Khasiat Kacang Kedelai

info Kesehatan Kedelai populer setelah FDA (Badan Pengawas Obat dan Makanan AS) menyatakan bahwa kedelai merupakan makanan sehat. Dengan mengonsumsi 4 porsi makanan dari kedelai setiap hari, kadar kolesterol jahat (LDL) dalam darah bisa berkurang hingga 10%, yang berarti dapat menurunkan risiko penyakit jantung hingga 20%.

Setelah pernyataan FDA ini, banyak pihak lain yang ikut menyatakan bahwa kedelai juga dapat mengurangi risiko kanker payudara, meningkatkan kesuburan,  serta bisa menjadi HRT alami (Hormone Replacement Therapy - Terapi Sulih Hormon) untuk mengatasi turunnya kadar hormon estrogen pada wanita menopause. Sebab kedelai
kaya akan isoflavon, senyawa yang mirip estrogen. Selain mengatur fungsi reproduksi, estrogen juga mengontrol tingkat kolesterol pada wanita, sehingga wanita jarang kena penyakit jantung. Isoflavon juga diklaim dapat meningkatkan daya antioksidan vitamin C dan E, sehingga menghambat tumbuhnya sel-sel kanker.

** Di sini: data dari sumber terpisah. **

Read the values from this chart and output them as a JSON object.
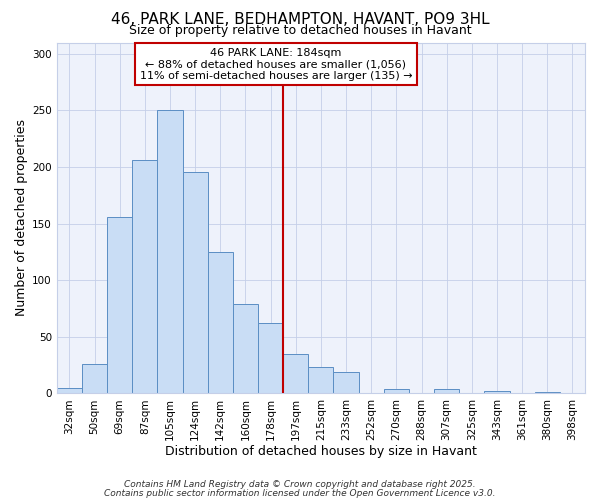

Namun menurut North American Menopause Society's Consensus Opinion on The Role of Isoflavones in Menopausal Health, kedelai bukan pengganti langsung HRT, karena kekuatan isoflavon hanya 1/100  sampai 1/1000 kali kekuatan estradiol (jenis estrogen yang paling banyak diproduksi tubuh wanita). Tapi, mengonsumsi 40-80 mg isoflavon setiap hari dapat mengurangi hot flush (rasa panas pada tubuh) pada wanita menopause, dengan minum segelas susu kedelai (43 mg isoflavon) atau makan segelas tahu atau setengah gelas kedelai kukus (50 mg isoflavon).

Belum ada bukti bahwa kedelai dapat menurunkan atau meningkatkan kesuburan. Mengonsumsi kedelai juga tidak akan mengurangi risiko kanker payudara. Namun mengonsumsi 11 g protein kedelai (dalam setengah gelas tahu atau kedelai rebus) setiap hari saat remaja bisa membantu menurunkan risiko kanker tersebut hingga 50%.  Menurut penelitian Cassidy, Bingham dan Setchell tahun 1994, mengonsumsi 45 mg isoflavon setiap hari dapat memperpanjang siklus menstruasi, khususnya pada periode pematangan sel telur.

Penelitian pada wanita menopause menunjukkan, konsumsi 40 g protein kedelai setiap hari selama 6 bulan dapat mencegah osteoporosis dan meningkatkan kepadatan tulang pinggul 2,2%. Selain itu, kedelai bisa mencegah sembelit dan kanker usus besar, karena kandungan seratnya yang tinggi. Segelas kedelai rebus misalnya, mengandung 3 g serat.


Edamame, si hijau lezat

Selain kedelai kuning, kita juga mengenal kedelai hitam dan kedelai hijau (edamame – kedelai jepang). Kandungan gizi ketiganya hampir sama. Namun karena edamame dikonsumsi saat masih muda dan segar, kandungan vitamin C-nya lebih tinggi, yakni 40 mg/100 gram.

Edamame –di Cina disebut mao dou- mempunyai rasa manis dan berbiji lebih besar. Untuk menjaga kesegaran dan citarasa alaminya, edamame direbus setengah matang, lalu dibekukan. Edamame bisa dikonsumsi sebagai camilan, salad, sup, atau manisan. Di Jepang, edamame direbus atau dikukus dengan ditambah garam, didinginkan, lalu disajikan sebagai camilan bersama bir dingin.